It's like a parade of train wrecks.
Care to explain to me why theres a baby food jar filled with semen in my fridge? or why its labeled as unicorn sweat?
I walk of shamed back from his dorm in costume while his dad and brother were waiting outside to drive him home. his dad apologized to me. my life never gets old.
Hes still not moving. At what point does 'hungover' become 'hospital-time?'
Nothing quite says America like barbecue and beer at 9 in the morning.
Had a drunk dream about being in a six story taco bell. Oh my god the menu was incredibleeee
Am I the only one creeped out by the guy asleep behind our couch?
Grilled cheese and whiskey for lunch is why i should NEVER be a housewife.
Oh boy...do i want the 'something you can tell your mom in 10 yrs' version or the 'Im gonna call you a whore but be proud' version?
I think ur a lot drunker then u think u are.
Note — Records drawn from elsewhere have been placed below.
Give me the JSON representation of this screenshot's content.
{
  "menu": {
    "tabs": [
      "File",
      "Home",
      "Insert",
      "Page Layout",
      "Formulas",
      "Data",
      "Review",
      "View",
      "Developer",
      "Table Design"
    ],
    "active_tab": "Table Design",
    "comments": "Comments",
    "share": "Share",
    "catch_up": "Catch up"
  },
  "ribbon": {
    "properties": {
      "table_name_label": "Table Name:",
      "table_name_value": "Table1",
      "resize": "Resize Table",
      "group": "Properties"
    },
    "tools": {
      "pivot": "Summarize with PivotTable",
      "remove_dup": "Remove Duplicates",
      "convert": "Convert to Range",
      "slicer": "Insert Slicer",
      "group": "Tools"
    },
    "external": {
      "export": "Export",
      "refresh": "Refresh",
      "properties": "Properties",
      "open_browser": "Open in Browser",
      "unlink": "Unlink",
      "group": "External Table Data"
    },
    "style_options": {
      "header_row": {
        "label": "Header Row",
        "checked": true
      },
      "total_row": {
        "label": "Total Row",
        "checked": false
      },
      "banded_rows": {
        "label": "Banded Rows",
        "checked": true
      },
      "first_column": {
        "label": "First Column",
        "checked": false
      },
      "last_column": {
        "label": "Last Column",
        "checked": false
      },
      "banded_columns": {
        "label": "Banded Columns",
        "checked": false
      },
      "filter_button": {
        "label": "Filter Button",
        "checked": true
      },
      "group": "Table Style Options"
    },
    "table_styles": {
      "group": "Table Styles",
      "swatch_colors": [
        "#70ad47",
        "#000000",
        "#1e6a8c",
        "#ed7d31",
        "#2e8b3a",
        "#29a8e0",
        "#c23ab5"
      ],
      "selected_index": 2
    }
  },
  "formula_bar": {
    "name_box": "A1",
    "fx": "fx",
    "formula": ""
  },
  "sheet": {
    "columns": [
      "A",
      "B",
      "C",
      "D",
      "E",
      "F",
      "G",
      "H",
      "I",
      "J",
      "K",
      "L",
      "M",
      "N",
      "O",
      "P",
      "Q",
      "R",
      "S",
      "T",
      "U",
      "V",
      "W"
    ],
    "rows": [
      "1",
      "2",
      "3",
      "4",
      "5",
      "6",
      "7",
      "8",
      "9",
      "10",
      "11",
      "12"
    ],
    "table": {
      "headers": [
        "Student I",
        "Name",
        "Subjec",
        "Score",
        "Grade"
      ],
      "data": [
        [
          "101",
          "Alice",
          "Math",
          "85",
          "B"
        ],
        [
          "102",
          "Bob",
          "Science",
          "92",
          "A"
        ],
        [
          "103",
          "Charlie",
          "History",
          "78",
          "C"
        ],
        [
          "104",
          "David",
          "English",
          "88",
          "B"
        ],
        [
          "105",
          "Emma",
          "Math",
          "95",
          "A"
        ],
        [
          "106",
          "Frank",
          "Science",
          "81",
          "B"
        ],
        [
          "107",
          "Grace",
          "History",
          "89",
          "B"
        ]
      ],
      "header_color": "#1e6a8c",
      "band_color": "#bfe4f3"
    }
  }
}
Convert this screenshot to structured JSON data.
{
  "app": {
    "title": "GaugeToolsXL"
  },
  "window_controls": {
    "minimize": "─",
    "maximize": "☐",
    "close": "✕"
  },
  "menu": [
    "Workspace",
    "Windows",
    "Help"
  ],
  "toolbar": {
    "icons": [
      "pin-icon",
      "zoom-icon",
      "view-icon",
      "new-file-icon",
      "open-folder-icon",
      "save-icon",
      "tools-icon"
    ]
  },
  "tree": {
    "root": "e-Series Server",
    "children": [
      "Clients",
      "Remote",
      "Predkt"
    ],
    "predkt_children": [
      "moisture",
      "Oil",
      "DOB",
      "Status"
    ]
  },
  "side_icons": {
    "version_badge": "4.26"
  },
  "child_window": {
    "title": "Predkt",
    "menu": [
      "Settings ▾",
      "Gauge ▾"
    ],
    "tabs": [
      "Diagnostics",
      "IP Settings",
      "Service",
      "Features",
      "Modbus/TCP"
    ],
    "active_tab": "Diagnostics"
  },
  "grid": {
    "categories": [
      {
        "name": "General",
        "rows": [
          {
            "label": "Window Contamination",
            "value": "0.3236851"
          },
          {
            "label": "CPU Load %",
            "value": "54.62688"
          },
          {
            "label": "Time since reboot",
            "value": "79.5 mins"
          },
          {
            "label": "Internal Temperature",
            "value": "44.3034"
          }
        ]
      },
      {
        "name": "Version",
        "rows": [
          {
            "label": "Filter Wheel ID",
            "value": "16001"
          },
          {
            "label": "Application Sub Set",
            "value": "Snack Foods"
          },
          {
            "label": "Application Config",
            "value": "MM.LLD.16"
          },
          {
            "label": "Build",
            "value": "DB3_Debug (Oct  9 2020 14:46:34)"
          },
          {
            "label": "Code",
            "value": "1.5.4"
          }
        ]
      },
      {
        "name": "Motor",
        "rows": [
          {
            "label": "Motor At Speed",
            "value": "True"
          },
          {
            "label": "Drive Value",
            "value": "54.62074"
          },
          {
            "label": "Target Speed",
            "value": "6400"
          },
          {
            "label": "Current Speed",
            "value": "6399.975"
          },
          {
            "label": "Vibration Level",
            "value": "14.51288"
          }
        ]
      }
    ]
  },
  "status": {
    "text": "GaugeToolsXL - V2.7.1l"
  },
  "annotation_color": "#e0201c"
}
That girl has the body of a cartoon character and not in a good way.
I remember key bumps, porn and a mom in my bed. Sums up my day.
that is an amazing summary hahaha
your sister totally cock blocked me last night don't even think about inviting her to taco night
I'm not sure whom I'm texting but I put you in my phone as last nights fuck budy, and I'm just curious if I left my clutch with you?
I can't have my last hookup before 21 have been behind a dumpster
As soon as you told us you were an ostrich with a big penis, we began to wonder what you were on and if you wanted to share.